Solution after the jump…

When the circle touches the parabola it necessarily touches at a point where the tangent line to the circle coincides with the tangent line to the parabola. The slope of this line at the point $(a, a^2)$ on the parabola is $2a$ and its equation can be written as $y = 2a(x-a)+a^2$. On the other hand, if we follow the normal line at this point towards the Y-axis we get a radius for the circle (the length of which tells us how large the marble / circle is). The normal line has slope $\frac{-1}{2a}$ and so its equation is $y = \frac{-1}{2a}x + (a^2+\frac{1}{2})$. The height on the Y-axis where this normal line intersects is then $a^2 + \frac{1}{2}$.

So what do we do from here?
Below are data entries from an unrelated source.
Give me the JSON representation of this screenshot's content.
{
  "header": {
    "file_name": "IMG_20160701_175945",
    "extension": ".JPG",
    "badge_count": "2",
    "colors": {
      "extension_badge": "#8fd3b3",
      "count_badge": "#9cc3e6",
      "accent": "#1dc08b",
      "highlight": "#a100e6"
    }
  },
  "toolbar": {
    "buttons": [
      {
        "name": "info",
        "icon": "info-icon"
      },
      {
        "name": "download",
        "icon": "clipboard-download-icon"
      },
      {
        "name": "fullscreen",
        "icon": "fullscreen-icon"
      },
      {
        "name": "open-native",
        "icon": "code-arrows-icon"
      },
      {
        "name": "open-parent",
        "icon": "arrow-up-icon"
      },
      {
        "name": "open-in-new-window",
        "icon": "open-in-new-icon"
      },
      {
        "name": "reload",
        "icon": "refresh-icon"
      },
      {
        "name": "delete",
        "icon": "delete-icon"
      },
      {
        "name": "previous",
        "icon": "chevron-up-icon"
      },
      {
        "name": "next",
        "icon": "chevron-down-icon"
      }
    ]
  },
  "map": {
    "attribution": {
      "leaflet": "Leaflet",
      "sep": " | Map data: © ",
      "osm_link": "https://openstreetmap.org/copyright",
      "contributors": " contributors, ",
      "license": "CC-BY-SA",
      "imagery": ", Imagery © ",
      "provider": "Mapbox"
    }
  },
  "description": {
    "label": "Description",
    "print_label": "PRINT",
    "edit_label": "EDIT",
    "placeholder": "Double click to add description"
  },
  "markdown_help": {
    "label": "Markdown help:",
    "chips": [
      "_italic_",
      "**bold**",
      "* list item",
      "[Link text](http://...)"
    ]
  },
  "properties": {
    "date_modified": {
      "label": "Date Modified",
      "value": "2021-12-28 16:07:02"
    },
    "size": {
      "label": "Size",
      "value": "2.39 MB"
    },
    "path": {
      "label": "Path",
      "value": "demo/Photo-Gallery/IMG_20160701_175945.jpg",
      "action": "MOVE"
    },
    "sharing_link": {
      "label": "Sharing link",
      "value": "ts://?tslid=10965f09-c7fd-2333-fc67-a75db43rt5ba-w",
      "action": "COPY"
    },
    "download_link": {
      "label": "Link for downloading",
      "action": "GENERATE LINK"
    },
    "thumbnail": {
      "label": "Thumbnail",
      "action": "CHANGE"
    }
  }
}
The radius of the circle is the length of normal segment from $(a, a^2)$ to $(0, a^2 + \frac{1}{2})$ which is
$\sqrt{ a^2 + (\frac{1}{2})^2} = \sqrt{ a^2 + \frac{1}{4}}$. Now, if we think about shrinking the circle from the point where it touches the egg cup at some point $(a,a^2)$ where $a > 0$ to the point where it touches at $a=0$ we’ll have the largest circle which does so.

This is a limit problem, and its rigorous solution is where calculus comes in. We need to understand $\lim_{a \to 0} \sqrt{ a^2 + \frac{1}{4}}$. By the limit laws (or continuity of the square root function) we can conclude that $\lim_{a \to 0} \sqrt{ a^2 + \frac{1}{4}} = \sqrt{ 0^2+\frac{1}{4} } = \frac{1}{2}$.

Thus the largest marble has a radius of one-half.